Elisabeth Luchesi –
Springlebendige Stilleben

Atelier
Mintropstraße 20
40215 Düsseldorf

e.luchesi@gmx.de

Elisabeth Luchesis Bilder demonstrieren auf eindringliche Weise, daß Stilleben nicht zwangsläufig still zu sein haben: Mediterrane Teller, Schüsseln, Platten und Pokale tanzen aus der Reihe, fangen sich aber für den Moment des Bildes in einem, wenn auch labilen, Gleichgewicht.
Da schaukeln Äpfel heiter in ihrem Korb, und Orangen sitzen aufgereiht wie ein erwartungsvolles Publikum in ihrer Kiste. Als kleine Kreisel schieben sich anmutig Feigen über das Tablett. Kürbisse und Melonen kullern gefährlich nah an der Kante herum. Gleich einer ausgelassenen Kinderschar toben die doch eigentlich unbelebten Gegenstände über die Bildfläche.

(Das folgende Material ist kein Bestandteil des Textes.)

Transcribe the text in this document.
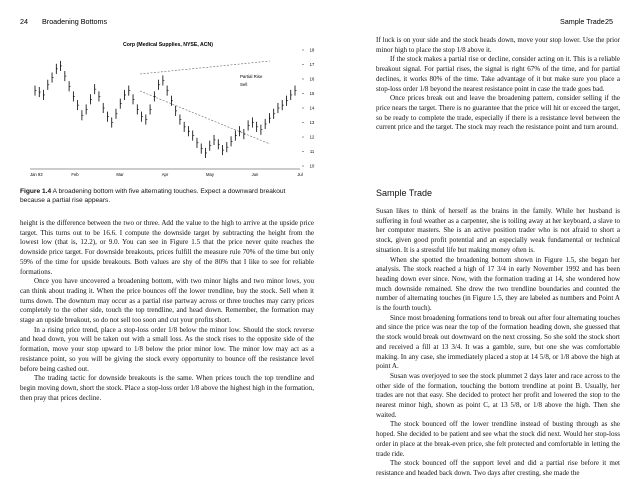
24 Broadening Bottoms	Sample Trade 25
Corp (Medical Supplies, NYSE, ACN)
18
17
16
15
14
13
12
11
10
Jan 93	Feb	Mar	Apr	May	Jun	Jul
Partial Rise
Sell
Figure 1.4 A broadening bottom with five alternating touches. Expect a downward breakout because a partial rise appears.

height is the difference between the two or three. Add the value to the high to arrive at the upside price target. This turns out to be 16.6. I compute the downside target by subtracting the height from the lowest low (that is, 12.2), or 9.0. You can see in Figure 1.5 that the price never quite reaches the downside price target. For downside breakouts, prices fulfill the measure rule 70% of the time but only 59% of the time for upside breakouts. Both values are shy of the 80% that I like to see for reliable formations.

Once you have uncovered a broadening bottom, with two minor highs and two minor lows, you can think about trading it. When the price bounces off the lower trendline, buy the stock. Sell when it turns down. The downturn may occur as a partial rise partway across or three touches may carry prices completely to the other side, touch the top trendline, and head down. Remember, the formation may stage an upside breakout, so do not sell too soon and cut your profits short.

In a rising price trend, place a stop-loss order 1/8 below the minor low. Should the stock reverse and head down, you will be taken out with a small loss. As the stock rises to the opposite side of the formation, move your stop upward to 1/8 below the prior minor low. The minor low may act as a resistance point, so you will be giving the stock every opportunity to bounce off the resistance level before being cashed out.

The trading tactic for downside breakouts is the same. When prices touch the top trendline and begin moving down, short the stock. Place a stop-loss order 1/8 above the highest high in the formation, then pray that prices decline.

If luck is on your side and the stock heads down, move your stop lower. Use the prior minor high to place the stop 1/8 above it.

If the stock makes a partial rise or decline, consider acting on it. This is a reliable breakout signal. For partial rises, the signal is right 67% of the time, and for partial declines, it works 80% of the time. Take advantage of it but make sure you place a stop-loss order 1/8 beyond the nearest resistance point in case the trade goes bad.

Once prices break out and leave the broadening pattern, consider selling if the price nears the target. There is no guarantee that the price will hit or exceed the target, so be ready to complete the trade, especially if there is a resistance level between the current price and the target. The stock may reach the resistance point and turn around.

Sample Trade

Susan likes to think of herself as the brains in the family. While her husband is suffering in foul weather as a carpenter, she is toiling away at her keyboard, a slave to her computer masters. She is an active position trader who is not afraid to short a stock, given good profit potential and an especially weak fundamental or technical situation. It is a stressful life but making money often is.

When she spotted the broadening bottom shown in Figure 1.5, she began her analysis. The stock reached a high of 17 3/4 in early November 1992 and has been heading down ever since. Now, with the formation trading at 14, she wondered how much downside remained. She drew the two trendline boundaries and counted the number of alternating touches (in Figure 1.5, they are labeled as numbers and Point A is the fourth touch).

Since most broadening formations tend to break out after four alternating touches and since the price was near the top of the formation heading down, she guessed that the stock would break out downward on the next crossing. So she sold the stock short and received a fill at 13 3/4. It was a gamble, sure, but one she was comfortable making. In any case, she immediately placed a stop at 14 5/8, or 1/8 above the high at point A.

Susan was overjoyed to see the stock plummet 2 days later and race across to the other side of the formation, touching the bottom trendline at point B. Usually, her trades are not that easy. She decided to protect her profit and lowered the stop to the nearest minor high, shown as point C, at 13 5/8, or 1/8 above the high. Then she waited.

The stock bounced off the lower trendline instead of busting through as she hoped. She decided to be patient and see what the stock did next. Would her stop-loss order in place at the break-even price, she felt protected and comfortable in letting the trade ride.

The stock bounced off the support level and did a partial rise before it met resistance and headed back down. Two days after cresting, she made the
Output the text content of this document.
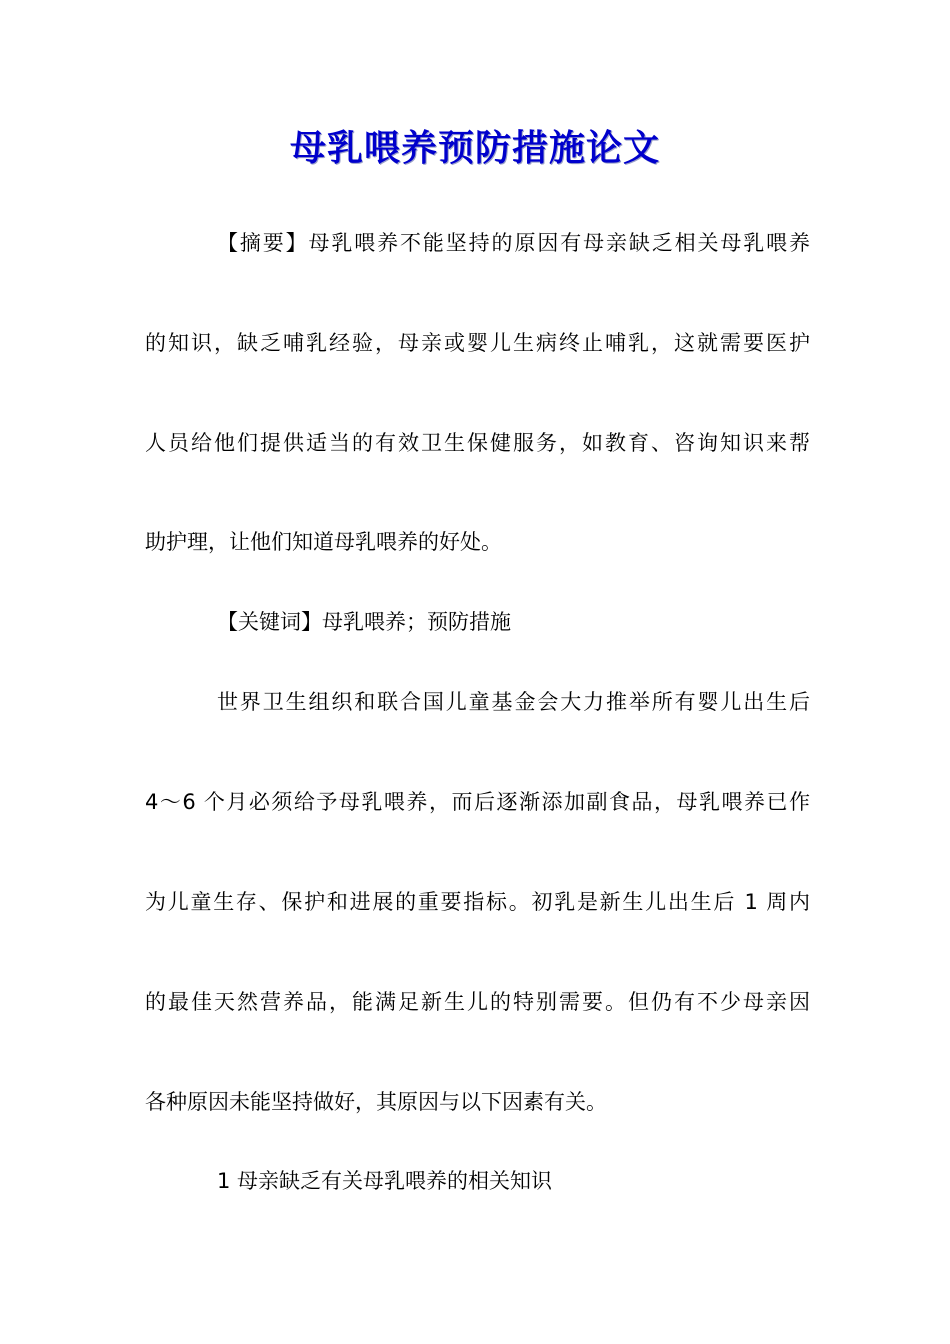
母乳喂养预防措施论文
【摘要】母乳喂养不能坚持的原因有母亲缺乏相关母乳喂养
的知识，缺乏哺乳经验，母亲或婴儿生病终止哺乳，这就需要医护
人员给他们提供适当的有效卫生保健服务，如教育、咨询知识来帮
助护理，让他们知道母乳喂养的好处。
【关键词】母乳喂养；预防措施
世界卫生组织和联合国儿童基金会大力推举所有婴儿出生后
4～6 个月必须给予母乳喂养，而后逐渐添加副食品，母乳喂养已作
为儿童生存、保护和进展的重要指标。初乳是新生儿出生后 1 周内
的最佳天然营养品，能满足新生儿的特别需要。但仍有不少母亲因
各种原因未能坚持做好，其原因与以下因素有关。
1 母亲缺乏有关母乳喂养的相关知识
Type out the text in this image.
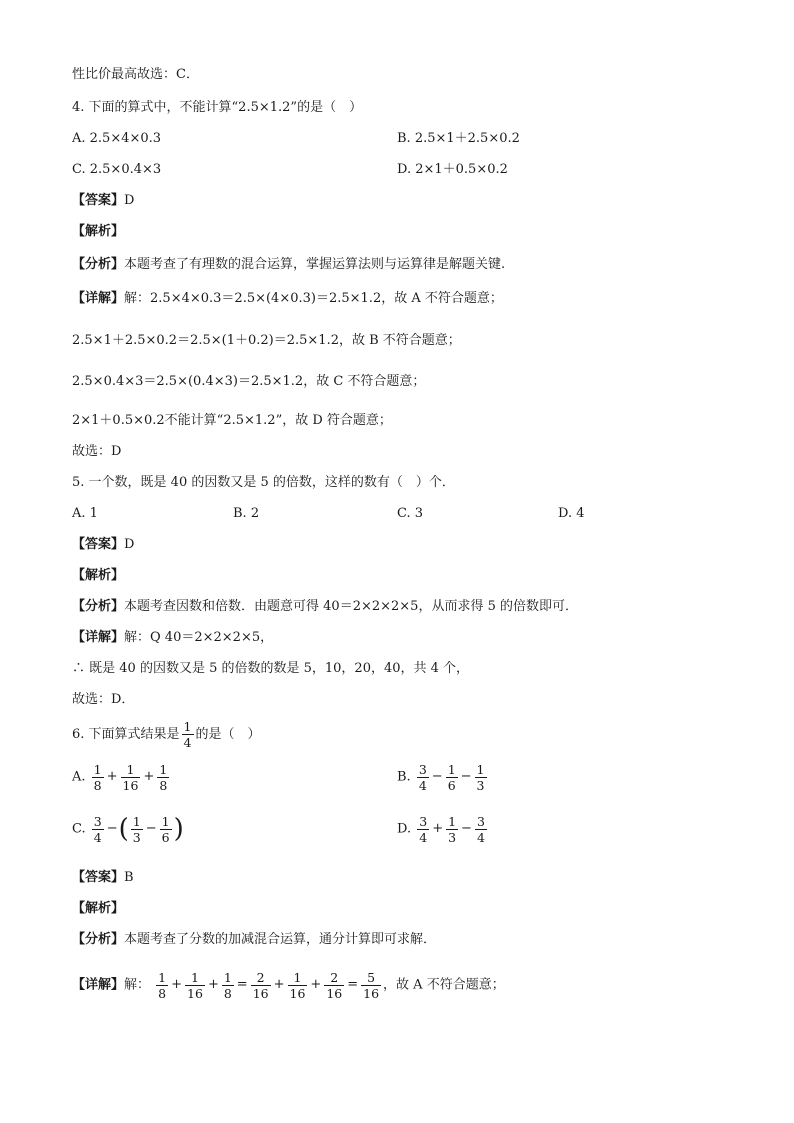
性比价最高故选：C．
4. 下面的算式中，不能计算“2.5×1.2”的是（　）
A. 2.5×4×0.3	B. 2.5×1＋2.5×0.2
C. 2.5×0.4×3	D. 2×1＋0.5×0.2
【答案】D
【解析】
【分析】本题考查了有理数的混合运算，掌握运算法则与运算律是解题关键.
【详解】解：2.5×4×0.3＝2.5×(4×0.3)＝2.5×1.2，故 A 不符合题意；
2.5×1＋2.5×0.2＝2.5×(1＋0.2)＝2.5×1.2，故 B 不符合题意；
2.5×0.4×3＝2.5×(0.4×3)＝2.5×1.2，故 C 不符合题意；
2×1＋0.5×0.2不能计算“2.5×1.2”，故 D 符合题意；
故选：D
5. 一个数，既是 40 的因数又是 5 的倍数，这样的数有（　）个．
A. 1	B. 2	C. 3	D. 4
【答案】D
【解析】
【分析】本题考查因数和倍数．由题意可得 40＝2×2×2×5，从而求得 5 的倍数即可．
【详解】解：Q 40＝2×2×2×5，
∴ 既是 40 的因数又是 5 的倍数的数是 5，10，20，40，共 4 个，
故选：D．
6. 下面算式结果是 $\frac{1}{4}$ 的是（　）
A. $\frac{1}{8} + \frac{1}{16} + \frac{1}{8}$	B. $\frac{3}{4} - \frac{1}{6} - \frac{1}{3}$
C. $\frac{3}{4}$ −( $\frac{1}{3} - \frac{1}{6}$ )	D. $\frac{3}{4} + \frac{1}{3} - \frac{3}{4}$
【答案】B
【解析】
【分析】本题考查了分数的加减混合运算，通分计算即可求解．
【详解】解： $\frac{1}{8} + \frac{1}{16} + \frac{1}{8} = \frac{2}{16} + \frac{1}{16} + \frac{2}{16} = \frac{5}{16}$ ，故 A 不符合题意；
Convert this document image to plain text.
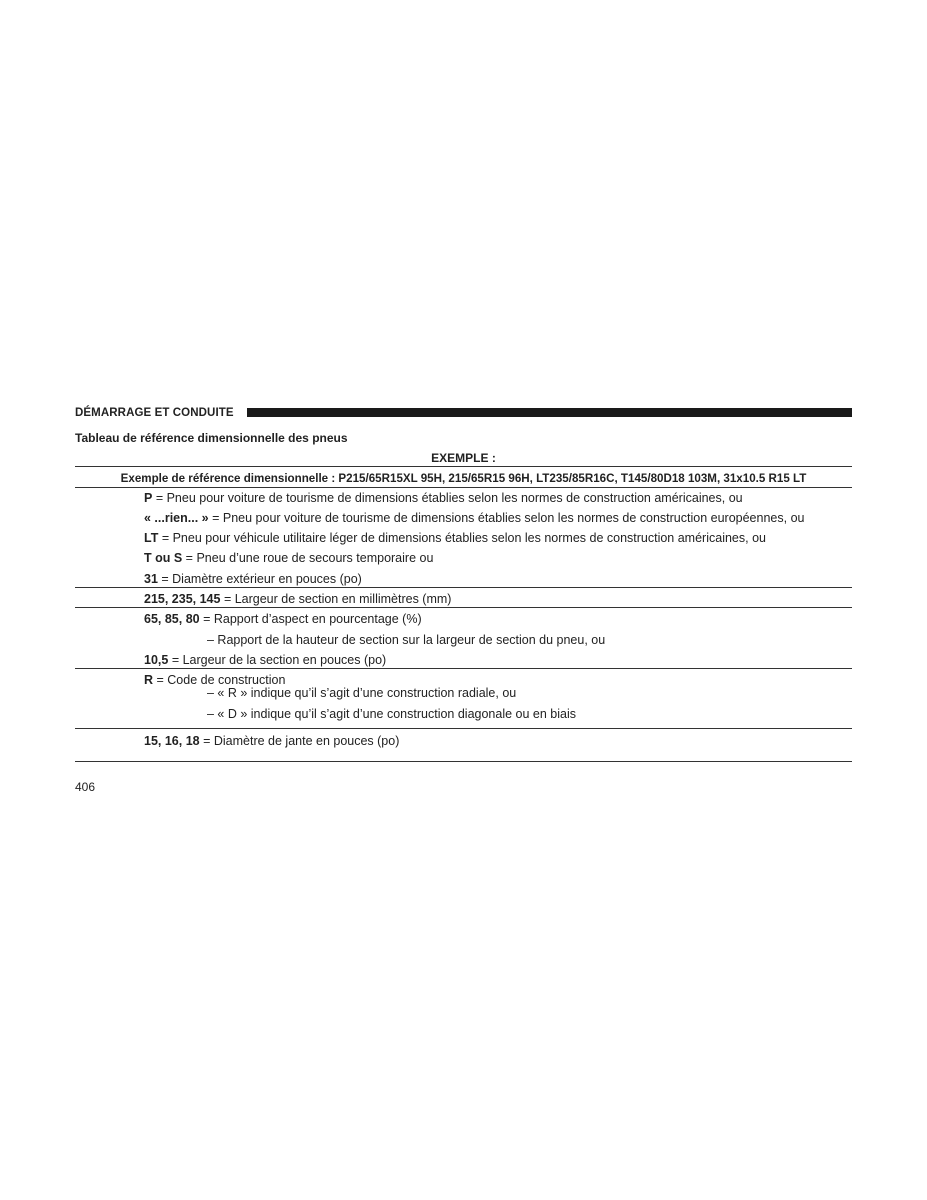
DÉMARRAGE ET CONDUITE
Tableau de référence dimensionnelle des pneus
EXEMPLE :
Exemple de référence dimensionnelle : P215/65R15XL 95H, 215/65R15 96H, LT235/85R16C, T145/80D18 103M, 31x10.5 R15 LT
P = Pneu pour voiture de tourisme de dimensions établies selon les normes de construction américaines, ou
« ...rien... » = Pneu pour voiture de tourisme de dimensions établies selon les normes de construction européennes, ou
LT = Pneu pour véhicule utilitaire léger de dimensions établies selon les normes de construction américaines, ou
T ou S = Pneu d’une roue de secours temporaire ou
31 = Diamètre extérieur en pouces (po)
215, 235, 145 = Largeur de section en millimètres (mm)
65, 85, 80 = Rapport d’aspect en pourcentage (%)
– Rapport de la hauteur de section sur la largeur de section du pneu, ou
10,5 = Largeur de la section en pouces (po)
R = Code de construction
– « R » indique qu’il s’agit d’une construction radiale, ou
– « D » indique qu’il s’agit d’une construction diagonale ou en biais
15, 16, 18 = Diamètre de jante en pouces (po)
406
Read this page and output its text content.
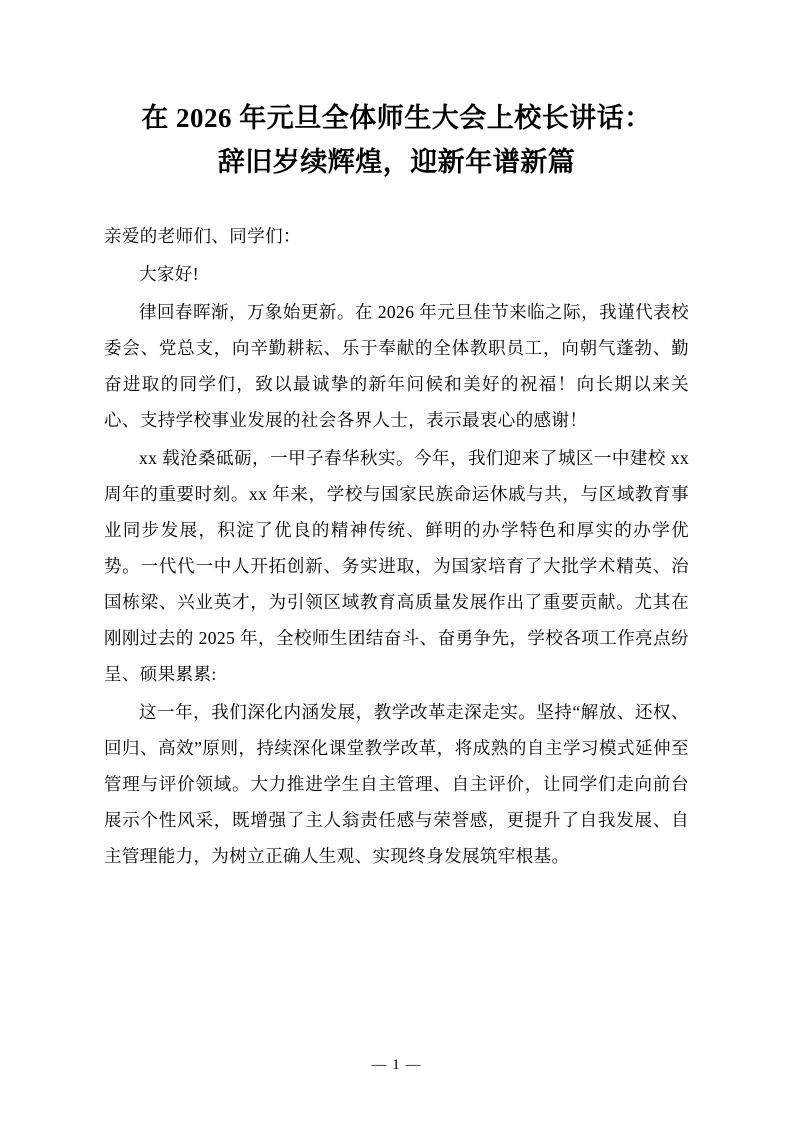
在 2026 年元旦全体师生大会上校长讲话：
辞旧岁续辉煌，迎新年谱新篇

亲爱的老师们、同学们：

大家好!

律回春晖渐，万象始更新。在 2026 年元旦佳节来临之际，我谨代表校委会、党总支，向辛勤耕耘、乐于奉献的全体教职员工，向朝气蓬勃、勤奋进取的同学们，致以最诚挚的新年问候和美好的祝福！向长期以来关心、支持学校事业发展的社会各界人士，表示最衷心的感谢！

xx 载沧桑砥砺，一甲子春华秋实。今年，我们迎来了城区一中建校 xx 周年的重要时刻。xx 年来，学校与国家民族命运休戚与共，与区域教育事业同步发展，积淀了优良的精神传统、鲜明的办学特色和厚实的办学优势。一代代一中人开拓创新、务实进取，为国家培育了大批学术精英、治国栋梁、兴业英才，为引领区域教育高质量发展作出了重要贡献。尤其在刚刚过去的 2025 年，全校师生团结奋斗、奋勇争先，学校各项工作亮点纷呈、硕果累累:

这一年，我们深化内涵发展，教学改革走深走实。坚持“解放、还权、回归、高效”原则，持续深化课堂教学改革，将成熟的自主学习模式延伸至管理与评价领域。大力推进学生自主管理、自主评价，让同学们走向前台展示个性风采，既增强了主人翁责任感与荣誉感，更提升了自我发展、自主管理能力，为树立正确人生观、实现终身发展筑牢根基。

— 1 —
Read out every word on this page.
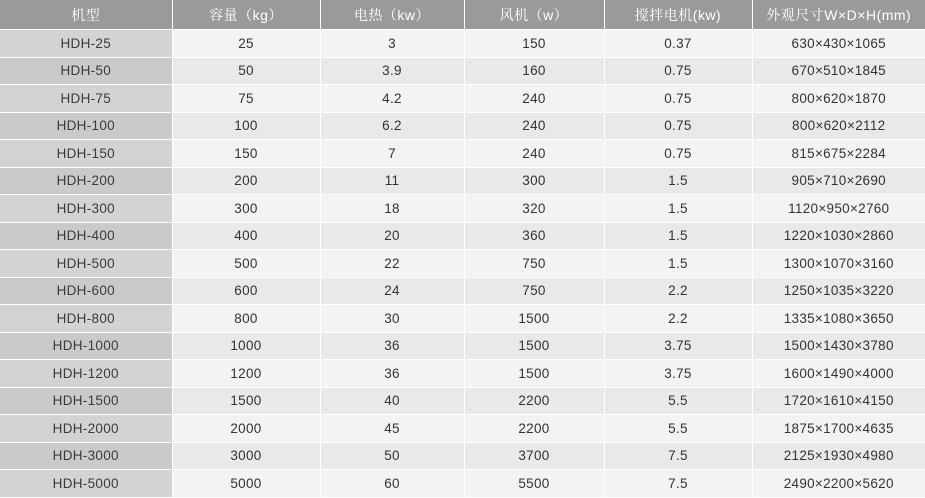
机型	容量（kg）	电热（kw）	风机（w）	搅拌电机(kw)	外观尺寸W×D×H(mm)
HDH-25	25	3	150	0.37	630×430×1065
HDH-50	50	3.9	160	0.75	670×510×1845
HDH-75	75	4.2	240	0.75	800×620×1870
HDH-100	100	6.2	240	0.75	800×620×2112
HDH-150	150	7	240	0.75	815×675×2284
HDH-200	200	11	300	1.5	905×710×2690
HDH-300	300	18	320	1.5	1120×950×2760
HDH-400	400	20	360	1.5	1220×1030×2860
HDH-500	500	22	750	1.5	1300×1070×3160
HDH-600	600	24	750	2.2	1250×1035×3220
HDH-800	800	30	1500	2.2	1335×1080×3650
HDH-1000	1000	36	1500	3.75	1500×1430×3780
HDH-1200	1200	36	1500	3.75	1600×1490×4000
HDH-1500	1500	40	2200	5.5	1720×1610×4150
HDH-2000	2000	45	2200	5.5	1875×1700×4635
HDH-3000	3000	50	3700	7.5	2125×1930×4980
HDH-5000	5000	60	5500	7.5	2490×2200×5620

Das Klirren und Scheppern von Glas und Porzellan ist förmlich zu hören, und in der Luft liegt der verführerische Duft reifen Obstes.
Bei diesen springlebendigen Stilleben kommen Zweifel auf, ob der Ort im Bild wörtlich genommen werden will, oder ob es sich nicht vielmehr um einen symbolischen Ort handelt, der von einer persönlichen Begegnung mit der Welt berichtet.

"Stilleben I" 2000, 50x 70 cm, Acryl/Papier

"Stilleben II" 2000, 50 x 70 cm, Acryl/Papier

So haftet der Zweidimensionalität des Bildes seit jeher etwas Irrationales an, weil sie im Gegensatz zur Welt, die ertastbar und erspürbar ist, in der Natur nicht erfahrbar ist, was sie schon immer zur Darstellung des Imaginierten prädestiniert hat – ob nun zur Versinnlichung des Transzendenten oder der Spiegelung des eigenen Ichs. Das Gemälde bildet nicht nur die Dinglichkeit ab, sondern ist Modell einer geistigen Sphäre – wird Spiegel der Seele.
Trennte man beim sakralen Bild, aus dessen Nebenszenen das Stilleben erwachsen ist, noch penibel zwischen Alltag und Vision, äußerer und innerer Welt, sichtbarem Erscheinungsbild und innerer Befindlichkeit, so entwickelte sich über den Umweg der Metapher, um die reiche Sichtbarkeit zu erweitern, das moderne Bildverständnis. Die Schau nach außen wird zum Äquivalent eines Blickes nach innen, bei dem das Außen als dingliches Gegenüber es dem Betrachter ermöglicht, seine eigene Individualität und Subjektivität einem sinnfälligen Ganzen – eben der Welt – beizuordnen.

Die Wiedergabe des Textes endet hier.